The Newest Wave in Youth Sports? Adaptive Programming | Sports Destination Management

The Newest Wave in Youth Sports? Adaptive Programming

Mar 28, 2024 | By: Michael Popke

As the number of high school sports participants bounces back toward pre-pandemic levels, adapted and unified sports programs ranging from basketball and softball to track and field, swimming and bocce also are gaining in popularity among high school athletes. Adapted sports allow students with physical disabilities to play in a similar manner to able-bodied participants, while unified sports pair special-needs athletes with athletes without intellectual disabilities.


Adapted and Unified Sports are the key programs nationally for students with disabilities, with 24 state associations sponsoring championships in some Unified sports and 10 others offering state-culminating events in some Adapted Sports,” notes the National Federation of State High School Associations, which sanctions 16 sports in each of the categories.


“It is great to see a growing interest in several emerging sports, as well as programs like Unified and Adapted programs,” Dr. Karissa Niehoff, CEO of the NFHS, said last spring. “Our goal continues to be to involve as many students as possible in high school sports and other activity programs.”


Those programs no doubt are propelled at the local level by organizations such as the PlayLA Adaptive Youth Sports Program, which recently was awarded the 2023 Marketing & Communications Award of Excellence from the California Park & Recreation Society (CPRS).


Part of the City of Los Angeles Department of Recreation and Park, PlayLA is a city-wide initiative that provides access to inclusive, year-round, quality sports programming for youths  of all abilities between the ages of 5 and 17. Made possible by an investment from the LA28 Olympic and Paralympic Games Organizing Committee and the International Olympic Committee, PlayLA is the single largest commitment to youth sports development in California, local officials say, and it is intended to serve as a legacy before, during and after the LA28 Olympic and Paralympic Games.



Adaptive Flag Football, image courtesy of Morgan's
Adaptive Flag Football, image courtesy of Morgan's

According to the program’s website:

[O]ver the next six years, the PlayLA Adaptive Youth Sports Program will offer young people with disabilities access to a variety of adaptive sports programming at no cost in a safe and fun environment at their local recreation centers and neighborhood facilities. The first- of-its-kind program in the City of LA aims to remove barriers to participation by providing an underserved community with the opportunity to discover a sport they are passionate about and can pursue.

The PlayLA Adaptive Youth Sports Program raises awareness of the benefits adaptive sports can offer young people with disabilities, including enhancing lifelong leisure pursuits and helping achieve a more equitable quality of life. LA Parks is committed to creating a lasting positive impact through this initiative and fostering a new generation of para-athletes and fans ahead of the LA28 Games.

CPRS singled PlayLA out for how the program “thoughtfully and strategically used marketing and communications to engage the disability community, primarily youth with disabilities and their parents, through face-to-face outreach, distribution of digital and print marketing materials in English and Spanish, online outreach, targeted social media campaigns and media relations. These efforts helped result in over 1,500 youth participating in PlayLA’s inclusive and accessible adaptive sports programming from November 2022 to October 2023.”
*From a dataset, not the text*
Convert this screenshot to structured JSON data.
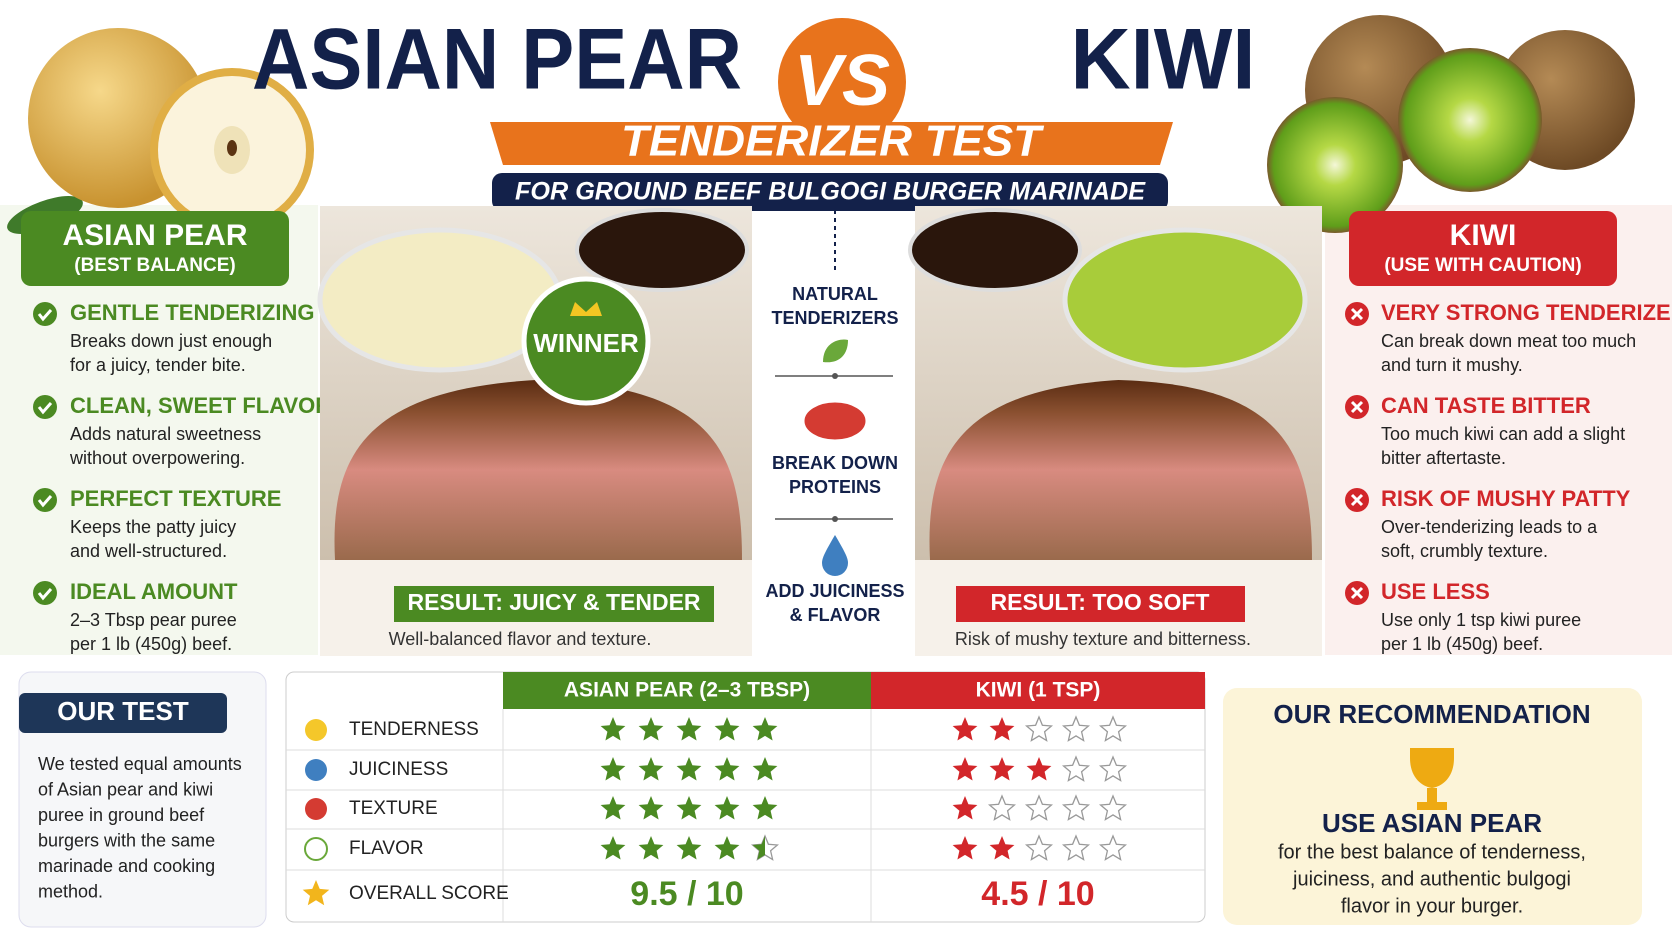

Public and private entities around the country are recognizing the intrinsic value of such programming for both youth and adult athletes. They include Rainer Adaptive Sports which was established in Tacoma, Wash., in 2020 and in November received one of two $5,000 grants  from radio broadcasting company Seattle Sports. The organization used the money to upgrade equipment for its junior wheelchair basketball team.


Also late last year, Goalies Charlie Lindgren of the NHL’s Washington Capitals and his wife, Mikkayla, announced Lindy’s Lineup — a player program focused on providing opportunities for kids in adaptive sports and special education classrooms. The couple cited Mikkayla’s background and current career in pediatric occupational therapy as the inspiration for the initiative, according to the Capitals.


Early activities included a joint skate with Dowd’s Crowd (which provides opportunities for children with sensory issues to attend Capitals games) and So Kids Soar (which provides free adaptive athletic, recreational and skill-building activities).


“Children with disabilities are prone to be more socially isolated and less physically active than their peers, regardless of their impairment,” according to a pair of pediatric medicine specialists at Children’s Mercy, a medical center in Kansas City, Mo., who wrote about “the power of adaptive sports” in September. “[Adaptive sports] put athletes on an even playing field and build teamwork, confidence and character. More importantly, they help strengthen the body as well as improve endurance and flexibility, reduce body fat and increase lean mass and bone density. Kids who play adaptive sports are also less likely to be anxious or depressed and are more independent later in life.”


While programs such as The Miracle League® (which offers baseball programs and facilities to those with developmental or physical challenges) have been in existence for a long time, another trend to watch is that of multi-sport facilities for athletes with special needs. Morgan’s Sports in San Antonio, Texas is one of these; the venue has facilities for volleyball, baseball, football, basketball, tennis, pickleball and softball.